Member of the Delaware House of Representatives from the 10th district
- In office November 5, 2008 – November 8, 2014
- Preceded by: Robert Valihura
- Succeeded by: Sean Matthews

Personal details
- Born: April 7, 1959 (age 67)
- Party: Democratic
- Alma mater: University of Delaware

= Dennis E. Williams =

American politician (born 1959)

Dennis E. Williams (born April 7, 1959) is a Democratic politician who represented the Talleyville-based 10th district in the Delaware House of Representatives from 2009 until 2015, when he was defeated in the Democratic primary by Sean Matthews. He unsuccessfully sought to reclaim the 10th district seat in 2016 and 2024, and also unsuccessfully ran for the Democratic nomination for Delaware State Auditor in 2018.

==Early life and education==
Williams grew up in Cardiff, Delaware, and attended Concord High School. He graduated from the University of Delaware after majoring in accounting and financial management.
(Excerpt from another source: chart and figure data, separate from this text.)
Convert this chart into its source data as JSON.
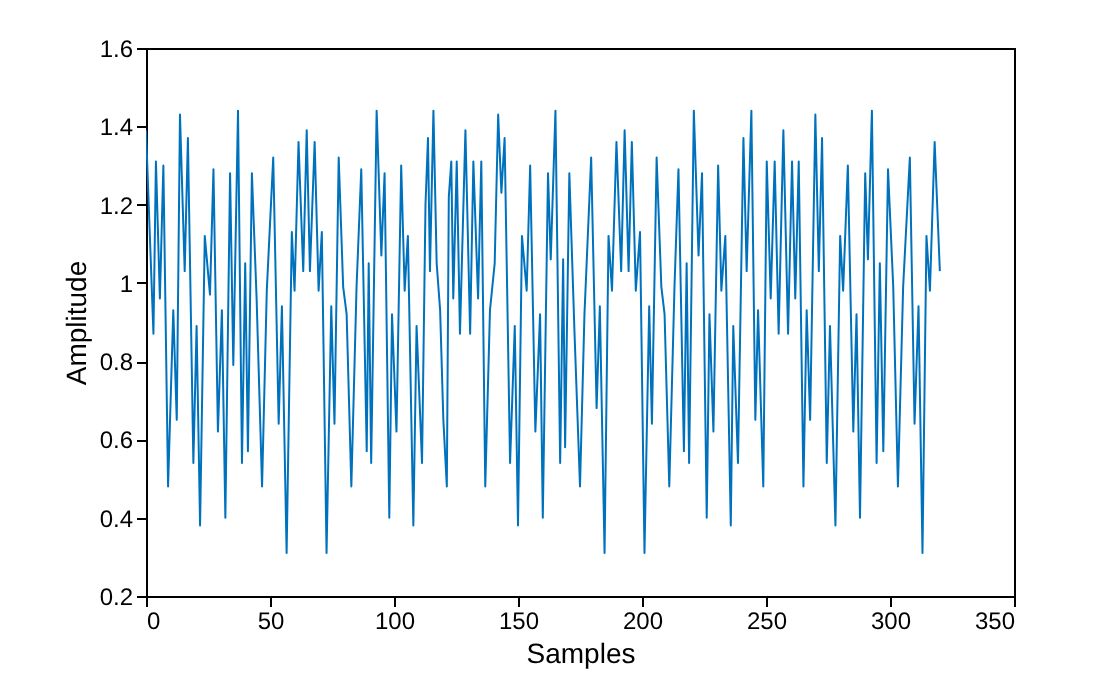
{
  "chart_data": {
    "type": "line",
    "xlabel": "Samples",
    "ylabel": "Amplitude",
    "xlim": [
      0,
      350
    ],
    "xticks": [
      0,
      50,
      100,
      150,
      200,
      250,
      300,
      350
    ],
    "ylim": [
      0.2,
      1.6
    ],
    "yticks": [
      0.2,
      0.4,
      0.6,
      0.8,
      1,
      1.2,
      1.4,
      1.6
    ],
    "line_style": "solid",
    "series": [
      {
        "color": "#0072bd",
        "x": [
          0,
          3,
          4,
          5.6,
          7,
          8.9,
          11,
          12.4,
          13.7,
          15.6,
          16.9,
          19.1,
          20.4,
          21.8,
          23.7,
          25.8,
          27.2,
          29,
          30.6,
          32,
          33.9,
          35.2,
          37.1,
          38.7,
          40,
          41.1,
          42.7,
          44.6,
          46.8,
          48.7,
          51.3,
          53.5,
          54.8,
          56.7,
          58.8,
          59.9,
          61.5,
          63.4,
          64.8,
          66.1,
          68,
          69.6,
          70.9,
          72.8,
          74.7,
          76,
          77.7,
          79.5,
          80.9,
          82.8,
          84.9,
          86.8,
          89,
          89.8,
          90.8,
          93,
          94.9,
          96.2,
          98.1,
          99.2,
          101,
          102.9,
          104.3,
          105.6,
          107.8,
          109.1,
          111.3,
          112.7,
          113.7,
          114.5,
          115.9,
          117.2,
          118.6,
          119.9,
          121.3,
          122.1,
          123.1,
          123.9,
          125.3,
          126.6,
          128.8,
          130.7,
          132,
          133.9,
          135.2,
          136.8,
          138.7,
          140.6,
          142,
          143.3,
          144.6,
          146.8,
          148.7,
          150,
          151.6,
          153.5,
          154.9,
          157,
          158.9,
          160,
          162.1,
          163.2,
          165.1,
          167,
          168.2,
          169,
          170.7,
          172.8,
          175,
          176.8,
          179.5,
          181.7,
          183,
          184.9,
          186.5,
          187.9,
          189.7,
          191.6,
          193,
          194.6,
          195.9,
          197.5,
          199.2,
          201,
          202.9,
          204,
          205.9,
          207.8,
          209.1,
          211,
          213.1,
          214.7,
          216.9,
          218,
          219,
          220.9,
          222.8,
          224.2,
          226.1,
          227.2,
          228.8,
          230.7,
          232,
          233.6,
          235.8,
          236.8,
          238.7,
          240.9,
          242.2,
          244.1,
          245.7,
          246.8,
          248.9,
          250.3,
          251.9,
          253.5,
          255.1,
          257,
          258.9,
          260.5,
          261.8,
          263.2,
          265.1,
          266.4,
          267.8,
          269.9,
          271.3,
          272.6,
          274.5,
          275.8,
          278,
          279.9,
          281.1,
          283,
          285.2,
          286.5,
          287.9,
          290,
          291.1,
          292.7,
          294.6,
          295.9,
          297.3,
          299.2,
          301.3,
          303.2,
          305.3,
          308,
          309.9,
          311.5,
          313.1,
          314.7,
          316.1,
          318,
          320.1
        ],
        "values": [
          1.39,
          0.87,
          1.31,
          0.96,
          1.3,
          0.48,
          0.93,
          0.65,
          1.43,
          1.03,
          1.37,
          0.54,
          0.89,
          0.38,
          1.12,
          0.97,
          1.29,
          0.62,
          0.93,
          0.4,
          1.28,
          0.79,
          1.44,
          0.54,
          1.05,
          0.57,
          1.28,
          0.96,
          0.48,
          0.98,
          1.32,
          0.64,
          0.94,
          0.31,
          1.13,
          0.98,
          1.36,
          1.03,
          1.39,
          1.03,
          1.36,
          0.98,
          1.13,
          0.31,
          0.94,
          0.64,
          1.32,
          0.99,
          0.92,
          0.48,
          0.99,
          1.29,
          0.57,
          1.05,
          0.54,
          1.44,
          1.07,
          1.28,
          0.4,
          0.92,
          0.62,
          1.3,
          0.98,
          1.12,
          0.38,
          0.89,
          0.54,
          1.2,
          1.37,
          1.03,
          1.44,
          1.05,
          0.93,
          0.65,
          0.48,
          1.22,
          1.31,
          0.96,
          1.31,
          0.87,
          1.39,
          0.87,
          1.31,
          0.96,
          1.31,
          0.48,
          0.93,
          1.05,
          1.43,
          1.23,
          1.37,
          0.54,
          0.89,
          0.38,
          1.12,
          0.98,
          1.3,
          0.62,
          0.92,
          0.4,
          1.28,
          1.06,
          1.44,
          0.54,
          1.06,
          0.58,
          1.28,
          0.87,
          0.48,
          0.92,
          1.32,
          0.68,
          0.94,
          0.31,
          1.12,
          0.98,
          1.36,
          1.03,
          1.39,
          1.03,
          1.36,
          0.98,
          1.13,
          0.31,
          0.94,
          0.64,
          1.32,
          0.99,
          0.92,
          0.48,
          0.99,
          1.29,
          0.57,
          1.05,
          0.54,
          1.44,
          1.07,
          1.28,
          0.4,
          0.92,
          0.62,
          1.3,
          0.98,
          1.12,
          0.38,
          0.89,
          0.54,
          1.37,
          1.03,
          1.44,
          0.65,
          0.93,
          0.48,
          1.31,
          0.96,
          1.31,
          0.87,
          1.39,
          0.87,
          1.31,
          0.96,
          1.31,
          0.48,
          0.93,
          0.65,
          1.43,
          1.03,
          1.37,
          0.54,
          0.89,
          0.38,
          1.12,
          0.98,
          1.3,
          0.62,
          0.92,
          0.4,
          1.28,
          1.06,
          1.44,
          0.54,
          1.05,
          0.57,
          1.29,
          0.99,
          0.48,
          0.99,
          1.32,
          0.64,
          0.94,
          0.31,
          1.12,
          0.98,
          1.36,
          1.03
        ]
      }
    ]
  }
}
He enrolled at the University of Pennsylvania and received an MS in engineering in 2008.

==Political career==
Williams first ran to represent the 10th district in 1994 after defeating Cliff Werline in the Democratic primary by 965 to 627 votes. In the general election, he lost to incumbent Republican Jane Maroney by 29% to 71%. In 1996, Williams ran in the Democratic primary for the election for Delaware's congressional district, defeating Ernest Ercole. He was defeated by two-term incumbent Republican Mike Castle in the November general election by 70% to 27%. He lost to Castle a second time in the 1998 general election.

In 2004, Williams ran for 10th district representative but lost to incumbent Republican Robert Valihura, who received 57% of the vote. He rematched Valihura in the 2008 general election and narrowly won (51% to 49%) in a major upset, aided by an increased number of registered Democrats and a higher Democratic turnout owing to the concurrent U.S. presidential election. Williams ran for reelection in 2010, beating challengers in both the Democratic primary and general election. Williams won reelection in 2012 but was defeated in the Democratic primary in 2014 and again in 2016 by Sean Matthews.

Williams unsuccessfully sought the Democratic nomination for Delaware state auditor in 2018, losing the Democratic primary after earning 23% of the vote.

In 2024, Williams ran for his old House seat in the 10th district in a three-way race, losing with 24% of the vote. Democratic primary winner Melanie Levin would eventually win the general election and succeed Matthews as state representative.